Le 19 novembre Hitler ordonne l'opération « Lila », la capture de la flotte française regroupée à Toulon (accords d’Alexandrie). Celle-ci est composée des forces de haute mer commandées par l'Amiral Jean de la Laborde, des bâtiments armés de la Préfecture maritime supervisé par l'amiral André Marquis, et des bâtiments en gardiennage d'armistice, soit un total de 87 unités dont douze sous-marins. Les forces de haute mer représentent un quart du tonnage des navires de combat français encore à flot.

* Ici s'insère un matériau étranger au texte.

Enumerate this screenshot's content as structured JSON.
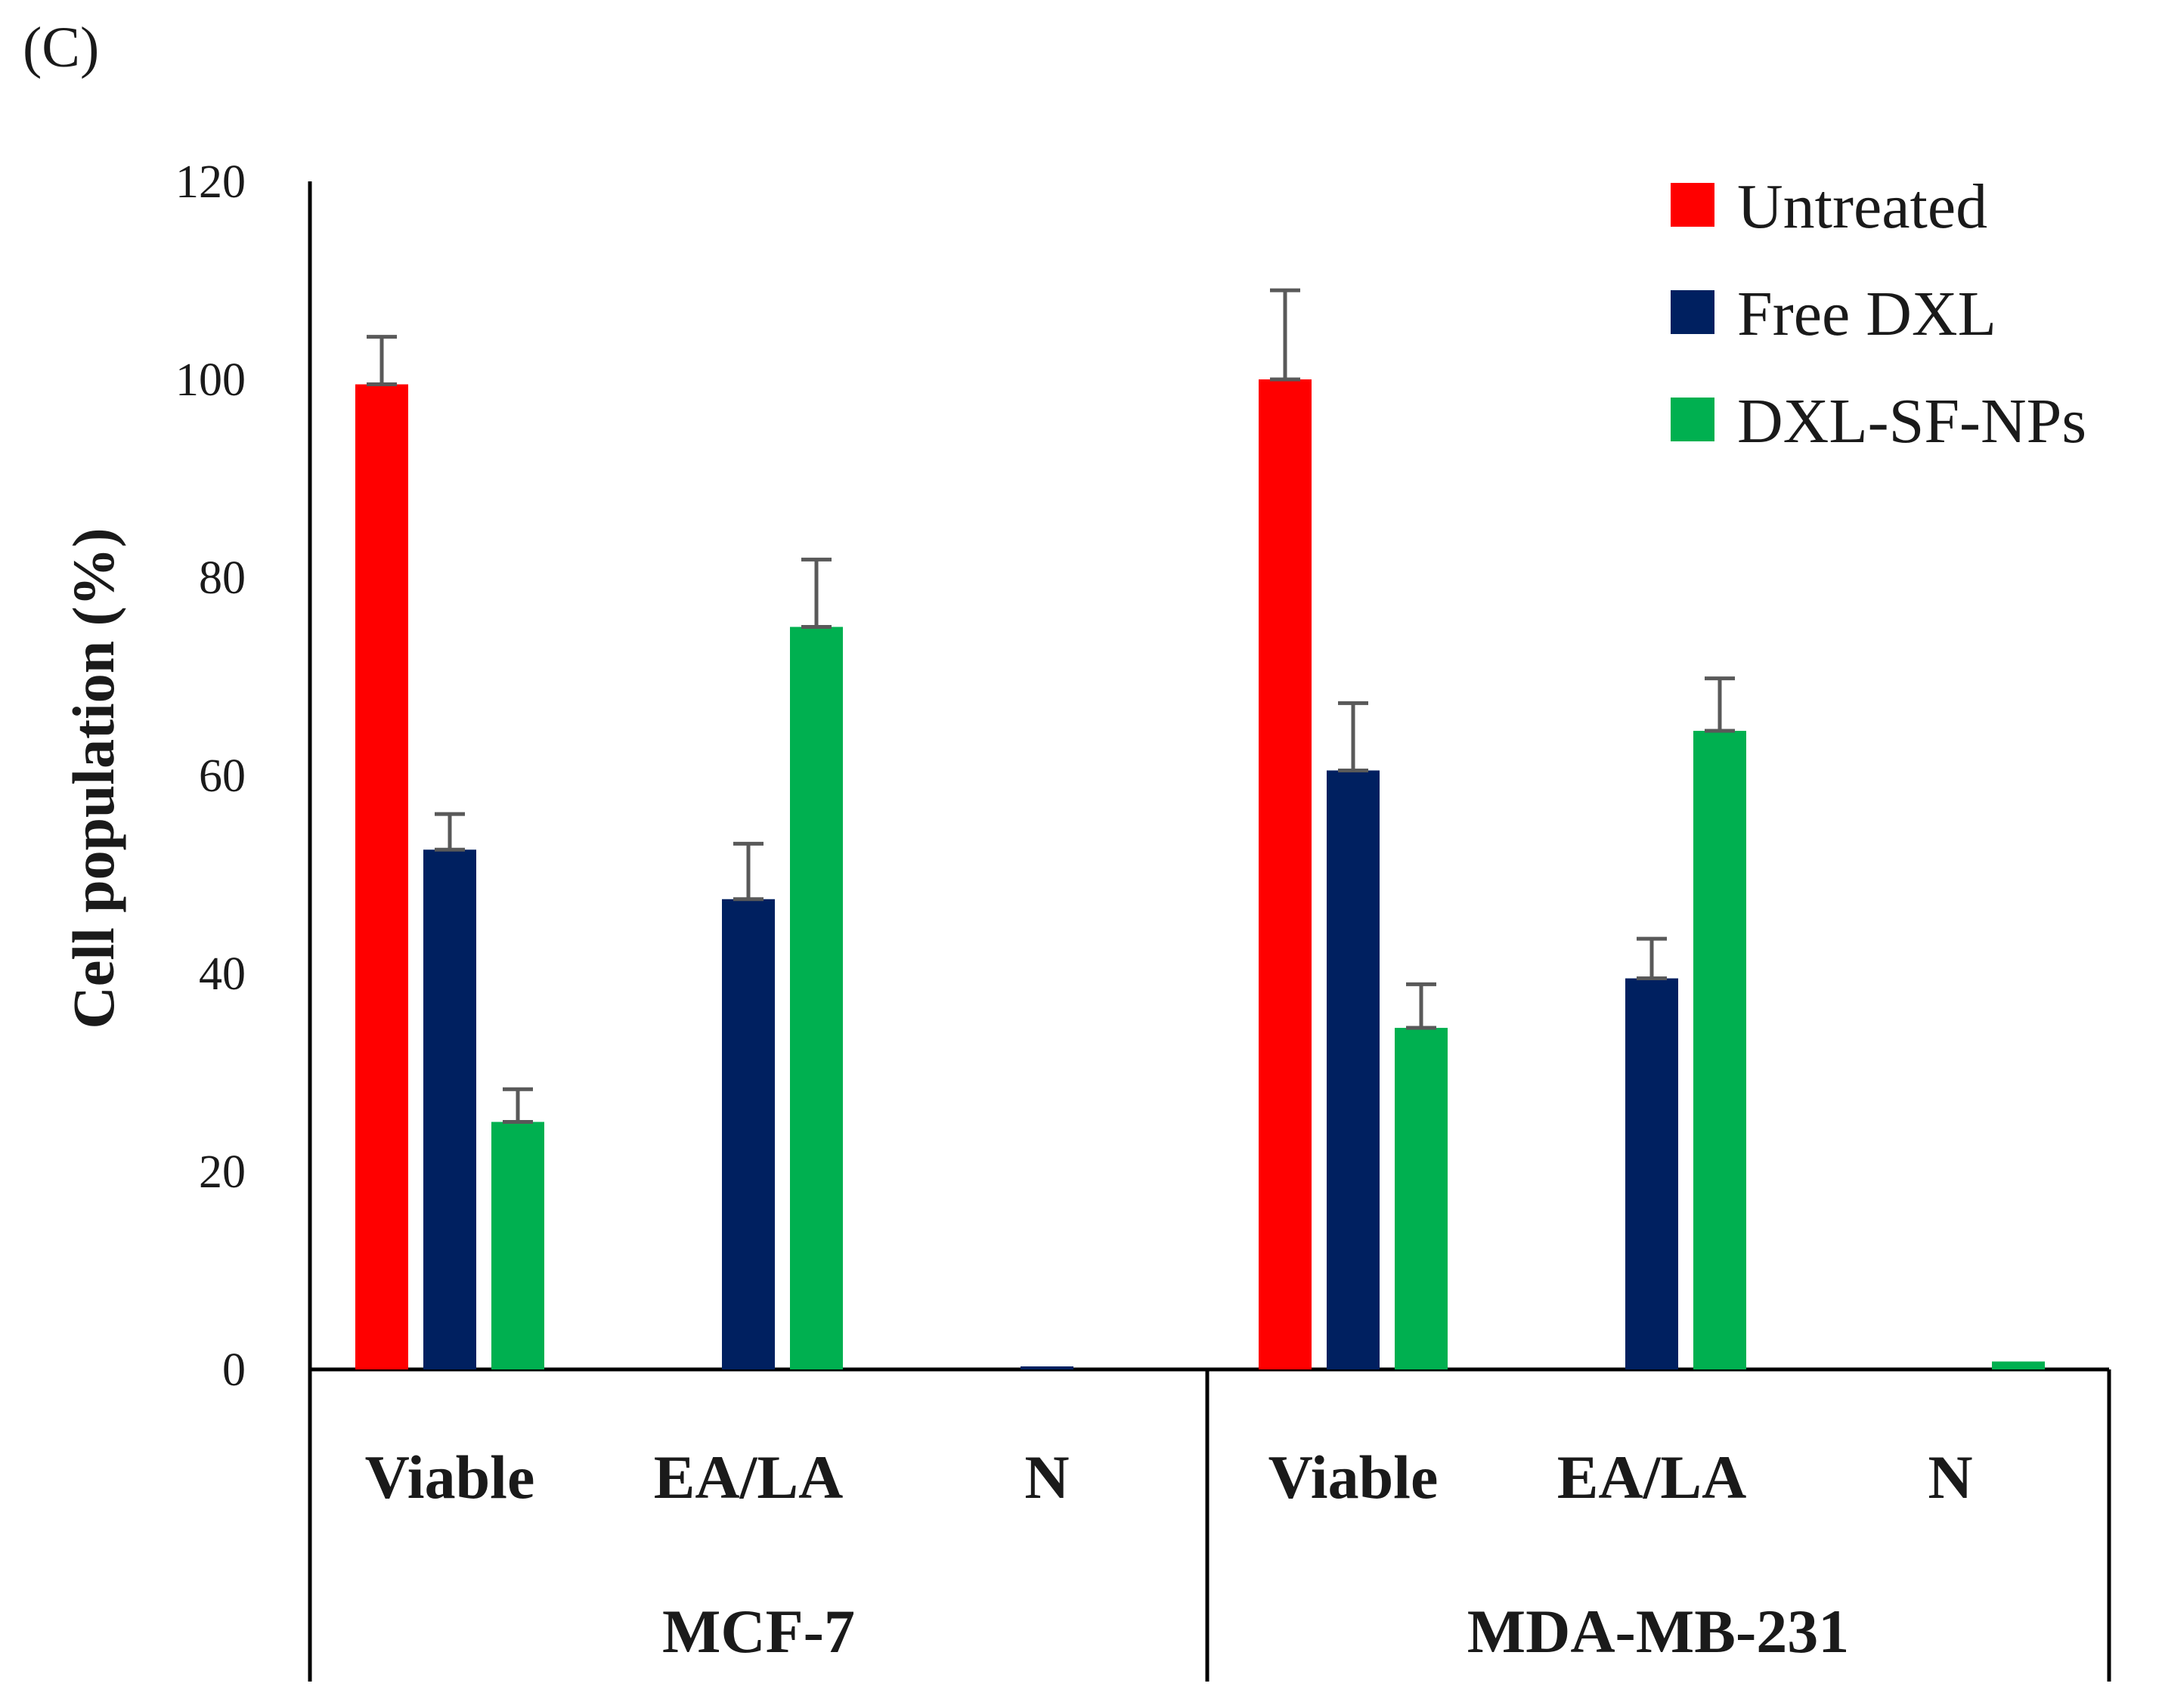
{
  "panel_label": "(C)",
  "chart_data": {
    "type": "bar",
    "title": "",
    "xlabel": "",
    "ylabel": "Cell population (%)",
    "ylim": [
      0,
      120
    ],
    "yticks": [
      0,
      20,
      40,
      60,
      80,
      100,
      120
    ],
    "groups": [
      {
        "name": "MCF-7",
        "categories": [
          "Viable",
          "EA/LA",
          "N"
        ]
      },
      {
        "name": "MDA-MB-231",
        "categories": [
          "Viable",
          "EA/LA",
          "N"
        ]
      }
    ],
    "series": [
      {
        "name": "Untreated",
        "color": "#ff0000",
        "values": [
          99.5,
          0,
          0,
          100,
          0,
          0
        ],
        "errors": [
          4.8,
          0,
          0,
          9,
          0,
          0
        ]
      },
      {
        "name": "Free DXL",
        "color": "#002060",
        "values": [
          52.5,
          47.5,
          0.2,
          60.5,
          39.5,
          0
        ],
        "errors": [
          3.6,
          5.6,
          0,
          6.8,
          4.0,
          0
        ]
      },
      {
        "name": "DXL-SF-NPs",
        "color": "#00b050",
        "values": [
          25,
          75,
          0,
          34.5,
          64.5,
          0.8
        ],
        "errors": [
          3.3,
          6.8,
          0,
          4.4,
          5.3,
          0
        ]
      }
    ],
    "legend": "top-right"
  }
}
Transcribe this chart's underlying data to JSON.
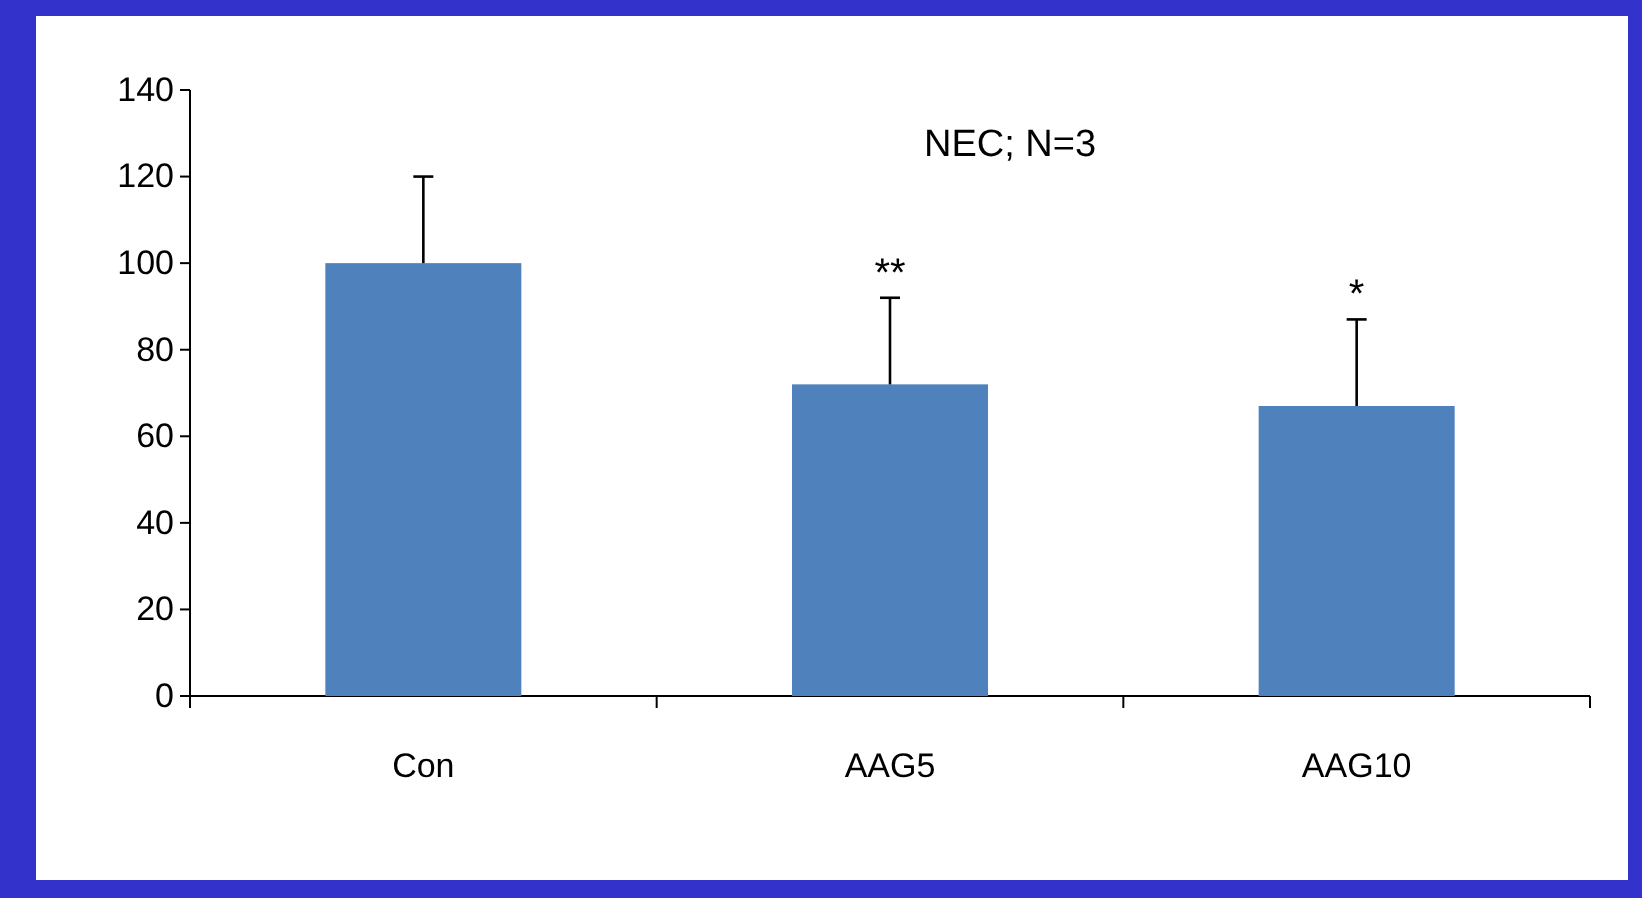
{
  "chart_data": {
    "type": "bar",
    "title": "NEC;  N=3",
    "categories": [
      "Con",
      "AAG5",
      "AAG10"
    ],
    "values": [
      100,
      72,
      67
    ],
    "color": "#4f81bd",
    "errors": [
      [
        100,
        120
      ],
      [
        72,
        92
      ],
      [
        67,
        87
      ]
    ],
    "ylim": [
      0,
      140
    ],
    "yticks": [
      0,
      20,
      40,
      60,
      80,
      100,
      120,
      140
    ],
    "grid": false,
    "annotations": [
      {
        "text": "**",
        "x": "AAG5",
        "y": 92
      },
      {
        "text": "*",
        "x": "AAG10",
        "y": 87
      }
    ]
  }
}
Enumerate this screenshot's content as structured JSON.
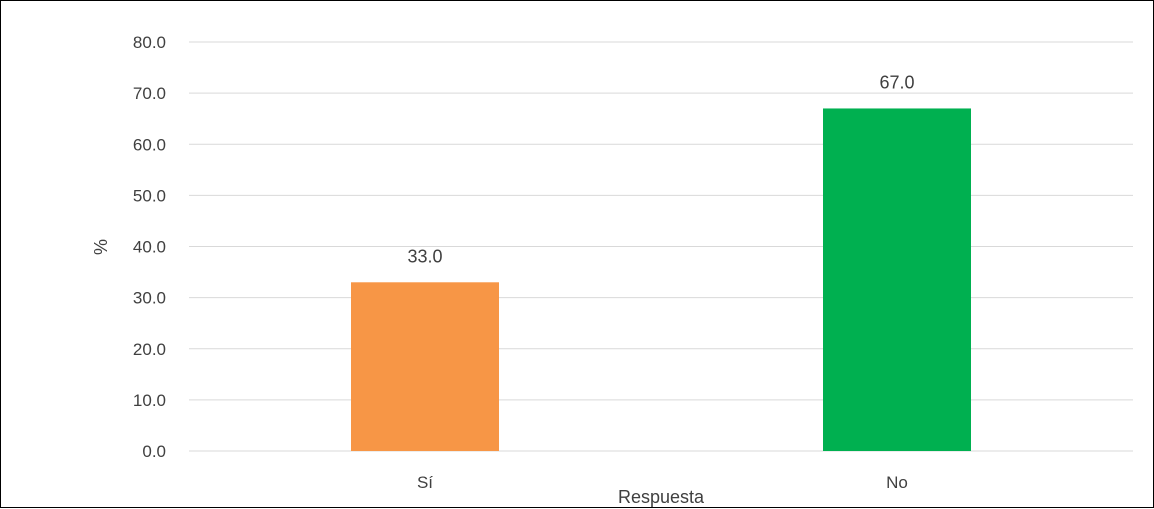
{
  "chart_data": {
    "type": "bar",
    "categories": [
      "Sí",
      "No"
    ],
    "values": [
      33.0,
      67.0
    ],
    "value_labels": [
      "33.0",
      "67.0"
    ],
    "bar_colors": [
      "#F79646",
      "#00B050"
    ],
    "xlabel": "Respuesta",
    "ylabel": "%",
    "ylim": [
      0,
      80
    ],
    "yticks": [
      "0.0",
      "10.0",
      "20.0",
      "30.0",
      "40.0",
      "50.0",
      "60.0",
      "70.0",
      "80.0"
    ],
    "grid": true,
    "gridline_color": "#D9D9D9",
    "legend": "none"
  }
}
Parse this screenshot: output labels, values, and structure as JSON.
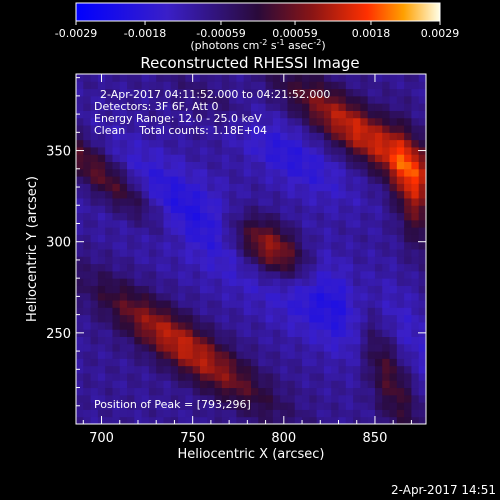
{
  "chart_data": {
    "type": "heatmap",
    "title": "Reconstructed RHESSI Image",
    "xlabel": "Heliocentric X (arcsec)",
    "ylabel": "Heliocentric Y (arcsec)",
    "xlim": [
      686,
      878
    ],
    "ylim": [
      200,
      392
    ],
    "x_ticks": [
      700,
      750,
      800,
      850
    ],
    "y_ticks": [
      250,
      300,
      350
    ],
    "annotations": [
      "2-Apr-2017 04:11:52.000 to 04:21:52.000",
      "Detectors: 3F 6F, Att 0",
      "Energy Range: 12.0 - 25.0 keV",
      "Clean    Total counts: 1.18E+04"
    ],
    "peak_label": "Position of Peak = [793,296]",
    "peak": {
      "x": 793,
      "y": 296
    },
    "colorbar": {
      "range": [
        -0.0029,
        0.0029
      ],
      "ticks": [
        "-0.0029",
        "-0.0018",
        "-0.00059",
        "0.00059",
        "0.0018",
        "0.0029"
      ],
      "unit_parts": [
        "(photons cm",
        "-2",
        " s",
        "-1",
        " asec",
        "-2",
        ")"
      ]
    },
    "sources": [
      {
        "x": 793,
        "y": 296,
        "amp": 0.0029,
        "sigma_major": 18,
        "sigma_minor": 10,
        "angle_deg": -35
      },
      {
        "x": 842,
        "y": 360,
        "amp": 0.0023,
        "sigma_major": 34,
        "sigma_minor": 9,
        "angle_deg": -35
      },
      {
        "x": 870,
        "y": 330,
        "amp": 0.0017,
        "sigma_major": 22,
        "sigma_minor": 7,
        "angle_deg": -80
      },
      {
        "x": 703,
        "y": 335,
        "amp": 0.002,
        "sigma_major": 32,
        "sigma_minor": 8,
        "angle_deg": -40
      },
      {
        "x": 745,
        "y": 243,
        "amp": 0.0022,
        "sigma_major": 38,
        "sigma_minor": 9,
        "angle_deg": -35
      },
      {
        "x": 855,
        "y": 235,
        "amp": 0.0016,
        "sigma_major": 30,
        "sigma_minor": 8,
        "angle_deg": -70
      },
      {
        "x": 765,
        "y": 375,
        "amp": 0.0007,
        "sigma_major": 20,
        "sigma_minor": 7,
        "angle_deg": -30
      },
      {
        "x": 735,
        "y": 320,
        "amp": -0.0012,
        "sigma_major": 40,
        "sigma_minor": 15,
        "angle_deg": -35
      },
      {
        "x": 825,
        "y": 270,
        "amp": -0.0013,
        "sigma_major": 45,
        "sigma_minor": 16,
        "angle_deg": -35
      },
      {
        "x": 800,
        "y": 350,
        "amp": -0.001,
        "sigma_major": 30,
        "sigma_minor": 10,
        "angle_deg": -35
      }
    ]
  },
  "footer": {
    "timestamp": "2-Apr-2017 14:51"
  },
  "colors": {
    "background": "#000000",
    "text": "#ffffff"
  }
}
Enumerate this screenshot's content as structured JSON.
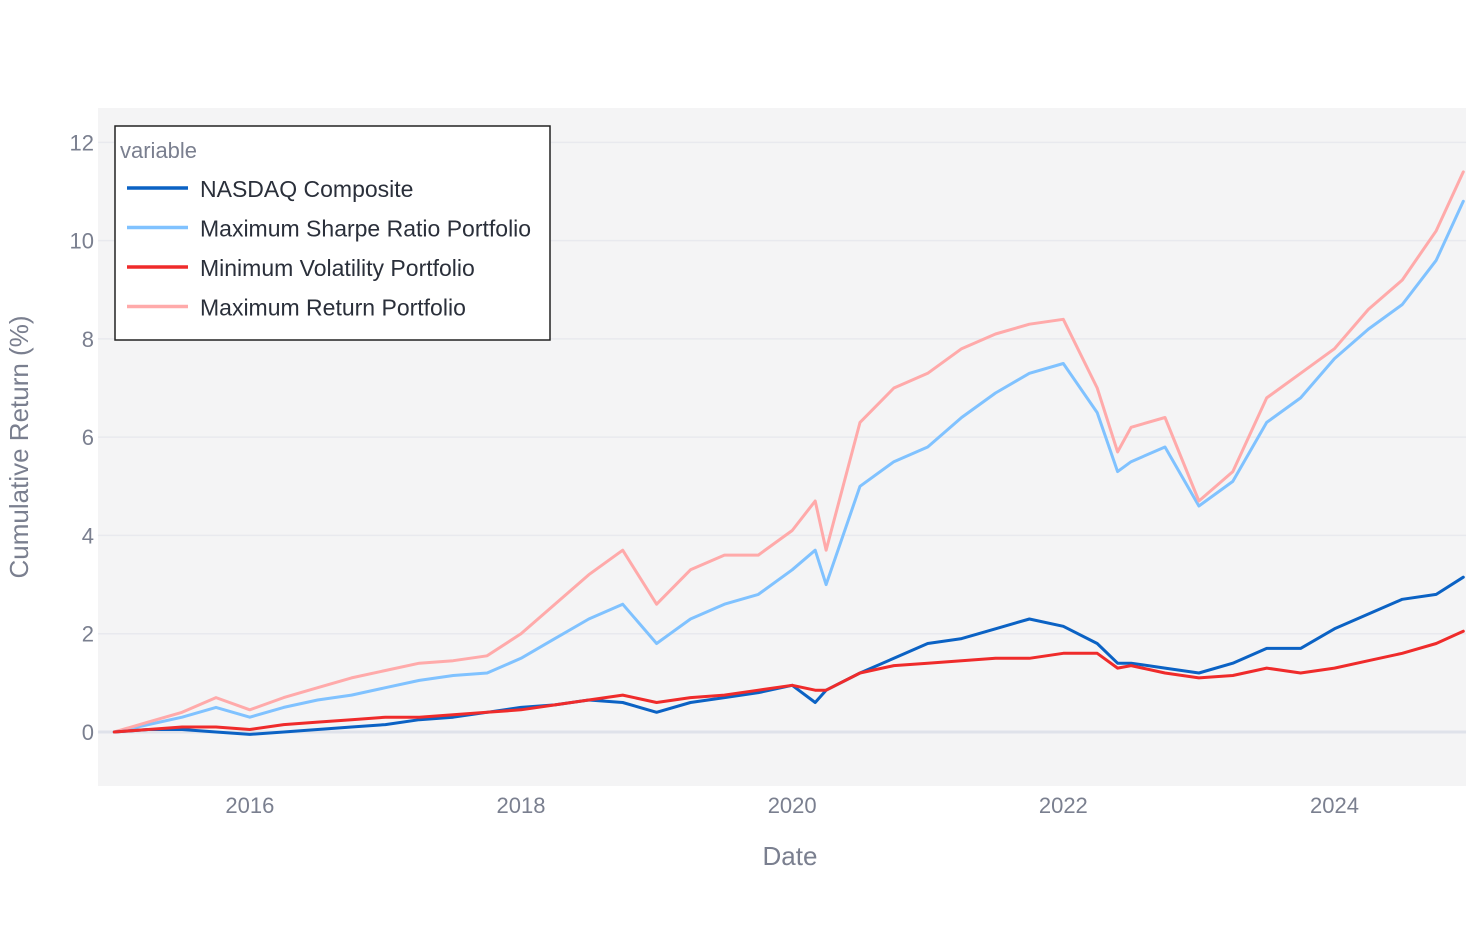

L'arsenal est envahi le 27 novembre par les pionniers allemands (sapeurs du génie). A 5 h 20 les feux du Strasbourg transmettent l'ordre du sabordage aussitôt relayé par tous les bâtiments de la flotte. Incendies et explosions durent deux jours ; les sous-marins : Argo - Archimède - Centaure - Glorieux - Casabianca - Marsouin sont parvenus à s'échapper. Le Glorieux à rejoint Oran, le Casabianca et le Marsouin Alger, l'Iris à court de gazole se réfugie à Barcelone où il restera jusqu’à la fin de la guerre. Les sous-marins : Vengeur - Redoutable - Pascal - Poincaré - Achéron, Espoir - Fresnel se sont sabordés. Au sortir de la Seconde Guerre mondiale, la Royale a perdu 100 000 tonnes coulées lors des combats contre l'Axe, 240 000 tonnes sabordées à Toulon (27/11/42), et 100 000 tonnes perdues sur un total de 750 000 tonnes (1939). Toute la flotte française est à reconstruire.